De MC a 21 de Maio de 2009 às 11:07
Não são mutuamente exclusivos ;)
E não sei se fará sentido usar esses truques em vias com um grande fluxo de tráfego..

De qualquer maneira, uma coisa é penalizar, outra coisa é provocar a penalização.. Não percebo bem o exemplo da árvore, porque o problema não era o radar mas a árvore.
De João Branco a 21 de Maio de 2009 às 11:32
"Não são mutuamente exclusivos ;)"

Boa tentativa de virar o bico ao prego. Foste tu que disseste, e passo a citar

" ainda não conheci nenhum outro modo de contrariar os[...] 90 na cidade."

O meu comentário pretendia:
1- Denunciar essa tua afirmação
2- Demonstrar que existe de facto um fenómeno de "caça à multa" que nos prejudica a todos. Os radares na Infante Don Henrique não reduzem a velocidade máxima lá praticada (apenas fazem com que haja mais acelerações e travajem). Lombas e obstáculos a contornar seriam mais eficazes. Fazer perfis de estrada bons para corridas e depois pôr radares inclui-se naquilo a que tu chamas "provocar a penalização".
De MC a 21 de Maio de 2009 às 11:58
Tens razão!! O que queria dizer era que aumentar a fiscalização não impede a implementação dessas medidas e vice-versa.

O problema dessa avenida é os radares estarem fixos num percurso tão longo.
Discordo quando comparas o perfil à provocação da infracção. O perfil já existia antes das multas, a intenção do perfil nunca foi arrecadar dinheiro. Eu não concordo com aquele perfil, de faixas largas e a servir de barreira na cidade. Mas por alguma razão nunca vi lombas e obstáculos em vias semelhantes noutros países... Talvez pequenos passeios entre todas as faixas de 500 em 500m fosse uma ideia.
De sergio_alj a 15 de Maio de 2009 às 23:52
LOL!

Essa da Junta de Freguesia de Alvalade está demais!!
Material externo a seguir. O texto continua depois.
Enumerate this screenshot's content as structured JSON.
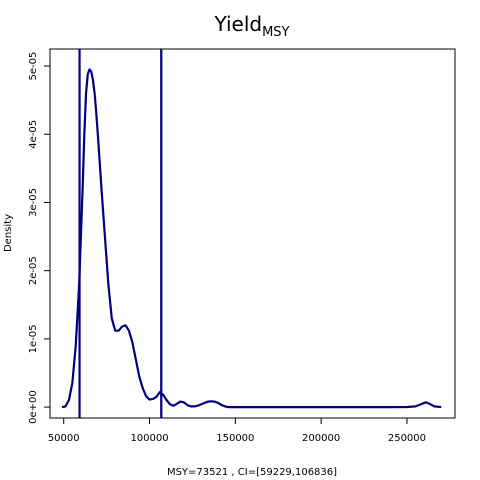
{
  "chart_data": {
    "type": "line",
    "title": {
      "main": "Yield",
      "subscript": "MSY"
    },
    "xlabel": "MSY=73521 , CI=[59229,106836]",
    "ylabel": "Density",
    "xlim": [
      42000,
      278000
    ],
    "ylim": [
      -1.6e-06,
      5.25e-05
    ],
    "x_ticks": [
      {
        "value": 50000,
        "label": "50000"
      },
      {
        "value": 100000,
        "label": "100000"
      },
      {
        "value": 150000,
        "label": "150000"
      },
      {
        "value": 200000,
        "label": "200000"
      },
      {
        "value": 250000,
        "label": "250000"
      }
    ],
    "y_ticks": [
      {
        "value": 0,
        "label": "0e+00"
      },
      {
        "value": 1e-05,
        "label": "1e-05"
      },
      {
        "value": 2e-05,
        "label": "2e-05"
      },
      {
        "value": 3e-05,
        "label": "3e-05"
      },
      {
        "value": 4e-05,
        "label": "4e-05"
      },
      {
        "value": 5e-05,
        "label": "5e-05"
      }
    ],
    "grid": false,
    "line_color": "#000080",
    "ci_lines": [
      59229,
      106836
    ],
    "series": [
      {
        "x": [
          49000,
          51000,
          53000,
          55000,
          57000,
          59000,
          61000,
          62000,
          63000,
          64000,
          65000,
          66000,
          67000,
          68000,
          69000,
          70000,
          72000,
          74000,
          76000,
          78000,
          80000,
          82000,
          84000,
          86000,
          88000,
          90000,
          92000,
          94000,
          96000,
          98000,
          100000,
          102000,
          104000,
          106000,
          108000,
          110000,
          112000,
          114000,
          116000,
          118000,
          120000,
          122000,
          124000,
          126000,
          128000,
          130000,
          132000,
          134000,
          136000,
          138000,
          140000,
          142000,
          144000,
          146000,
          148000,
          150000,
          160000,
          180000,
          200000,
          220000,
          240000,
          250000,
          255000,
          258000,
          261000,
          263000,
          266000,
          270000
        ],
        "y": [
          0,
          1e-07,
          1e-06,
          3.5e-06,
          9e-06,
          1.8e-05,
          3.2e-05,
          4e-05,
          4.6e-05,
          4.88e-05,
          4.95e-05,
          4.92e-05,
          4.8e-05,
          4.6e-05,
          4.3e-05,
          3.95e-05,
          3.2e-05,
          2.5e-05,
          1.8e-05,
          1.3e-05,
          1.12e-05,
          1.12e-05,
          1.18e-05,
          1.2e-05,
          1.12e-05,
          9.5e-06,
          7e-06,
          4.5e-06,
          2.8e-06,
          1.6e-06,
          1.1e-06,
          1.2e-06,
          1.5e-06,
          2.2e-06,
          1.8e-06,
          1e-06,
          4e-07,
          2e-07,
          5e-07,
          8e-07,
          7e-07,
          3e-07,
          1e-07,
          1e-07,
          2e-07,
          4e-07,
          6e-07,
          8e-07,
          8.5e-07,
          8e-07,
          6e-07,
          3e-07,
          1e-07,
          0,
          0,
          0,
          0,
          0,
          0,
          0,
          0,
          1e-08,
          1e-07,
          4e-07,
          7e-07,
          5e-07,
          1e-07,
          0
        ]
      }
    ]
  }
}
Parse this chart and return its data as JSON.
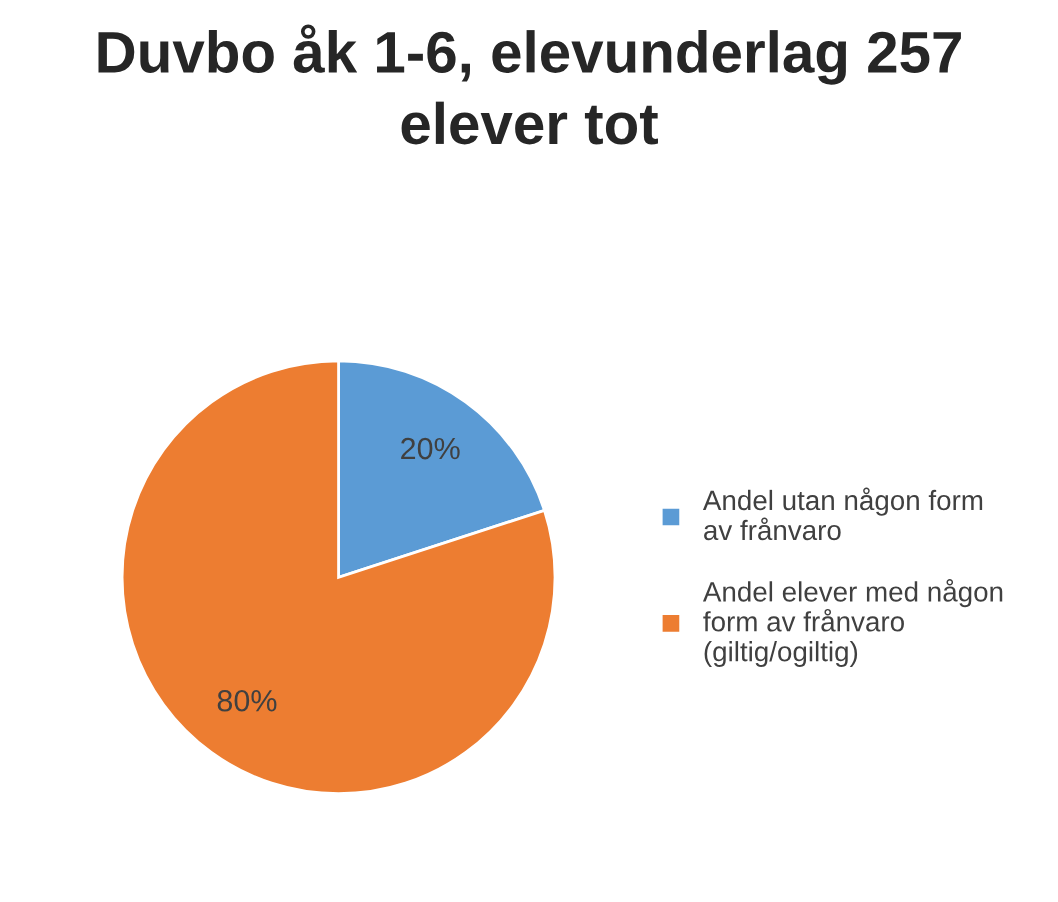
{
  "chart_data": {
    "type": "pie",
    "title": "Duvbo åk 1-6, elevunderlag 257 elever tot",
    "categories": [
      "Andel utan någon form av frånvaro",
      "Andel elever med någon form av frånvaro (giltig/ogiltig)"
    ],
    "values": [
      20,
      80
    ],
    "colors": [
      "#5b9bd5",
      "#ed7d31"
    ],
    "value_labels": [
      "20%",
      "80%"
    ],
    "legend": "right"
  }
}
E que tal acabarem com a ciclovia e construirem uma auto-estrada!!!
De flip a 16 de Maio de 2009 às 21:51
e a terceira falácia?
De CM a 18 de Maio de 2009 às 18:00
Segredo de Fátima? :D

Caça à multa em PT é sinónimo de operação stop, independentemente da situação! :)

Se há operações stop na noite, à saída de uma discoteca é caça à multa, etc etc. Não há comportamentos ilegais, há é polícia maldosa à procura de multas, malandros!!

Multa é multa, devia haver muito mais, pois hoje uma multa é uma espécie de lotaria (má), a probabilidade é mínima.
De MC a 21 de Maio de 2009 às 11:11
a 3a falácia está no texto do link, obviamente...
De Miss G a 19 de Maio de 2009 às 13:37
Para agir mais eficazmente sobre um problema, tem de se atingir a sua raiz Daí que acho bom que se façam controles à saída das discotecas. Se os condutores cumprem o código, não têm que temer.
Quanto aos limites de velocidade, penso que poderia haver zonas das AEs sem limite e outras limitadas, como se vê em alguns países do resto da Europa .
Não consigo entender a posição da J.F.A .!
De Ecotretas a 31 de Maio de 2009 às 22:57
Alguém tem dúvidas que os radares só servem para aumentar as receitas do Estado? Malditos impostos escondidos!!!